I chose Stitchmastery because it is a truly comprehensive charting program. I like to invent new textures and try unusual ideas, and Stitchmastery has never held me back from making a professional-looking chart diagram that conveyed visually what I wanted people to do. I was able to use it to make simple charts right away when I started using it, and when I needed a more complex chart or I wanted another level of customization, there was always a way to do that on Stitchmastery that worked well. The program is easy enough to use on a basic level that it’s not too intimidating for new designers, but as you become a more skilled user, the clever features in the program help make you more efficient at making the chart and the pattern document work together well. The help videos are an excellent resource.
The written instructions generation is a key feature for me (I prefer using charts, but my patterns always include both), as is the ability to make custom stitches. Although I could probably rename existing standard stitches for some of what I do that’s unique, it’s much clearer for knitters if a non-standard cable or textured stitch has a symbol that looks accurate in terms of how it is worked as well as what it looks like when it’s done.
One issue in written instructions that Stitchmastery doesn’t handle is nested repeats. As a workaround, I maintain two text template stylesheets that are identical except for the implicit repeat formatting. Then, I use my “nested repeats” template when most of the program-generated repeats in a chart are contained within repeats I made myself, and then I manually fix the ones that aren’t nested to match the correct formatting in the pattern document itself. But in general, Stitchmastery tends to have nearly every feature I need, even if I didn’t realize at first that it was available to me. I’m always discovering new things about it that make my pattern-writing easier.

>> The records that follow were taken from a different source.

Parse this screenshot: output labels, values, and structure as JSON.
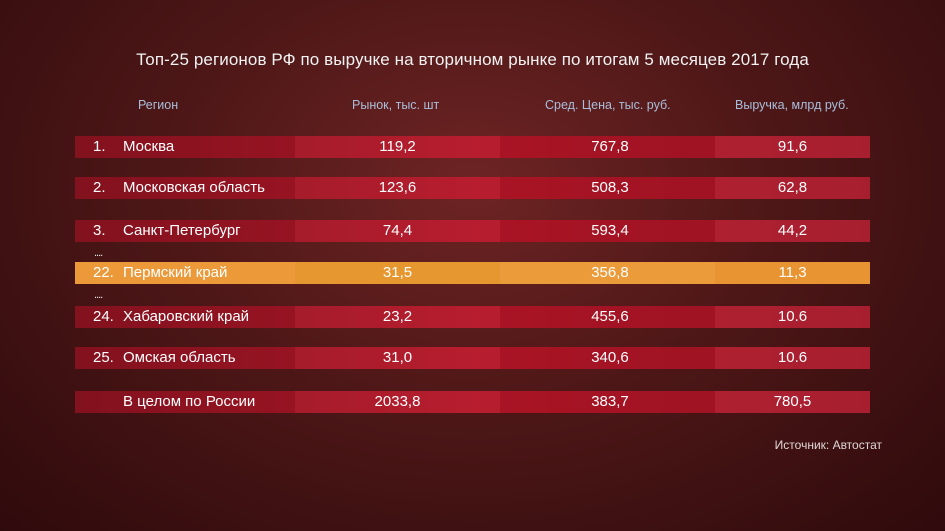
{
  "title": "Топ-25 регионов РФ по выручке на вторичном рынке по итогам 5 месяцев 2017 года",
  "headers": {
    "region": "Регион",
    "market": "Рынок, тыс. шт",
    "price": "Сред. Цена, тыс. руб.",
    "revenue": "Выручка, млрд руб."
  },
  "rows": [
    {
      "num": "1.",
      "region": "Москва",
      "market": "119,2",
      "price": "767,8",
      "revenue": "91,6"
    },
    {
      "num": "2.",
      "region": "Московская область",
      "market": "123,6",
      "price": "508,3",
      "revenue": "62,8"
    },
    {
      "num": "3.",
      "region": "Санкт-Петербург",
      "market": "74,4",
      "price": "593,4",
      "revenue": "44,2"
    },
    {
      "num": "22.",
      "region": "Пермский край",
      "market": "31,5",
      "price": "356,8",
      "revenue": "11,3"
    },
    {
      "num": "24.",
      "region": "Хабаровский край",
      "market": "23,2",
      "price": "455,6",
      "revenue": "10.6"
    },
    {
      "num": "25.",
      "region": "Омская область",
      "market": "31,0",
      "price": "340,6",
      "revenue": "10.6"
    },
    {
      "num": "",
      "region": "В целом по России",
      "market": "2033,8",
      "price": "383,7",
      "revenue": "780,5"
    }
  ],
  "ellipsis": "....",
  "source": "Источник: Автостат",
  "colors": {
    "row": "#b51628",
    "highlight": "#e8912f",
    "header_text": "#a9bedb"
  }
}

5) Please tell us about your latest publication or next exciting project!
My latest pattern is Cloud Forest Socks, which uses one of my favourite techniques — elongated stitches! The texture is surprisingly easy to work, with an intuitive four-round repeat over nearly the entire sock. I made the initial chart and wrote the pattern two years ago (as is my workflow sometimes), and at one point I planned to submit it to a print publication. But when I made a swatch, I loved the results too much to sell the design to someone else! Finally, this spring the pattern made it to the top of my design-sample queue and it turned out beautifully. After making my own sample, I made a big change — I added a second chart with more width to make sure that you get just as much pattern impact from a larger size as you do from a smaller one. That’s one bonus advantage from working the way I do (chart-write-knit): because there is frequently a pause for me between writing the pattern and actually making it, I look at my own work critically and with some distance when I pick it back up. Sometimes that leads to big improvements to the design that I didn’t think of when I first started plugging some cables into a blank Stitchmastery chart diagram!
I have several more designs using Stitchmastery charts on the way in the second half of 2022 as well, including some decidedly on-brand weird inspirations such as a rainbow-coloured insect, computer technology nostalgia, and my love for the most frigid parts of Canadian winters. With lots of patterns in the backlogged sample queue, I always have more ideas than time to knit them!